Here I wanted to take a few minutes to talk through the major concepts we learned during these weeks and how they all came together in Benson. This project was far from perfect, but did act as a good learning exercise to better understand Linear Regression.

Scikit Learn and Stats Model are two Python libraries that make it quite easy to implement Linear Regression. The challenging part is interpretting the model and making sure the model does not violate the base assumptions of Linear Regression (which are many).

OLS Linear Regression First Pass

After collecting data and doing a fair amount of wrangling to combine 3 data sources, I arrived a dataset of just over 300 properties. I then began the modeling process. As an example, let's take this results summary from an initial pass I did with OLS Linear Regression. I should note also that for this modeling exercise, I did not leave out a portion of the data to act as a test set as I am not trying to predict anything. I opted instead for optimal use of the data I have in order to understand what features had the most influence.

When creating models, it is quite easy to fixate on the "score" of the model, which for Linear Regression is often the R-squared score. In this case the F-score was .83, which means that about 83 percent of the variation was explained by this model. Before going any further though, there are also some problematic things about this model that need to be addressed before looking at the coefficients or interpretting the model for conclusions about the features being measured.

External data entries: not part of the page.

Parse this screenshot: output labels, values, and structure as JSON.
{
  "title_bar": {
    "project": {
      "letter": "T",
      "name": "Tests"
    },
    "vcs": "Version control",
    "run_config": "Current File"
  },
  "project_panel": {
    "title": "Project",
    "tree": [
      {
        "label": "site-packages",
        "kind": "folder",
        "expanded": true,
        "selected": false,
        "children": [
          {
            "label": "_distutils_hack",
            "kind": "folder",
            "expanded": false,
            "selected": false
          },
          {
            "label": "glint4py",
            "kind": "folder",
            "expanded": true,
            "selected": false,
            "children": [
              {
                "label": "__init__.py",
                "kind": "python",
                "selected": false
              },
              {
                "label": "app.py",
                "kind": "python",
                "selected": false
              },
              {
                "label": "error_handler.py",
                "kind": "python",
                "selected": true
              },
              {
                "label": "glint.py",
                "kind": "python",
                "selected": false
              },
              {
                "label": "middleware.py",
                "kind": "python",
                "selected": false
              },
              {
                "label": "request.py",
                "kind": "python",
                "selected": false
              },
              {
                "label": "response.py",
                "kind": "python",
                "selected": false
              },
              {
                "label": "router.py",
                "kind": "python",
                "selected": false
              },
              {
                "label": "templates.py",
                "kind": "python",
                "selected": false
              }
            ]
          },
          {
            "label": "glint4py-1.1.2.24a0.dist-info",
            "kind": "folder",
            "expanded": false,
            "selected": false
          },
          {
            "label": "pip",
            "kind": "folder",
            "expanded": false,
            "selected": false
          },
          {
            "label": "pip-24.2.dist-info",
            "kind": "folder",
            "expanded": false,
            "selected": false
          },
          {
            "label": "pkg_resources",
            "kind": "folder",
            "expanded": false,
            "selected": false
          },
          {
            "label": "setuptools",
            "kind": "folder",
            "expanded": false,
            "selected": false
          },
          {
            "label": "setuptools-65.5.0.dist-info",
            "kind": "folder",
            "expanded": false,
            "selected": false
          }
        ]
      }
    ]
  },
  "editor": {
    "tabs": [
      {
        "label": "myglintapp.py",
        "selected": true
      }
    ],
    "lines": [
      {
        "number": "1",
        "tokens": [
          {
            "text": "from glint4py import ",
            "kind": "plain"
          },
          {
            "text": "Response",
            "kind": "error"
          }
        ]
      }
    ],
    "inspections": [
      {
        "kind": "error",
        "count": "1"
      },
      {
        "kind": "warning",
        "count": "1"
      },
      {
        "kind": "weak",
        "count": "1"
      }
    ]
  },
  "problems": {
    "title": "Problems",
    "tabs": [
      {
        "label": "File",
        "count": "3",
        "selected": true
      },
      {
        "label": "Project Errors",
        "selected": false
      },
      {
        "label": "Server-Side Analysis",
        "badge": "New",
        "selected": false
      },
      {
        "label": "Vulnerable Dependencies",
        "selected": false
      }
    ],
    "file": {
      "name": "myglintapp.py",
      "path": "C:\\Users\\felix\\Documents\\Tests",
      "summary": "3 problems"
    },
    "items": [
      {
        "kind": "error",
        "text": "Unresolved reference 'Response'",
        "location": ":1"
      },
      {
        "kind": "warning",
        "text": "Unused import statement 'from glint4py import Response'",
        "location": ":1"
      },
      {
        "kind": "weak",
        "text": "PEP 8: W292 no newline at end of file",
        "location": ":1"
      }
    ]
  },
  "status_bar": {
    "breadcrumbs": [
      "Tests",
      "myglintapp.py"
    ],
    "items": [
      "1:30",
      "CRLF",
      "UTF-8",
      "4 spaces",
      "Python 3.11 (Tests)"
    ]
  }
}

The main assumptions of Linear Regression are as follows:

  • Linear relationshipa
  • Multivariate normalitya
  • No or little multicollinearitya
  • No auto-correlationa
  • Homoscedasticity

Some tests we can use to test these assumptions:

  • Prob (F-statisic): If p-value < 0.05, we can reject the null hypothesis.
  • P >|t|: if p-value < 0.05, we can reject the null hypothesis: This variable does contribute to this model
  • Prob(Omnibus): The p-value for this test. If p-value < 0.05, we reject the null hypothesis, meaning that the residuals do not exactly follow the normal distribution that we assumed.
  • Jaque Beara: Normality Test
  • Prob(JB) Null hypothesis: ε is normally distributed.
  • Skewness and Kurtosis: Idea is we are looking for a skewness coeff. ~ 0, and Kurtosis ~ 3. JB tests if those conditions are held against alternatives.
  • Condition Number: Note that as the condition number becomes quite large, then this implies that the matrix is ill-posed (does not have a unique, well-defined solution). This may be due to multicollinear relationships between independent variables.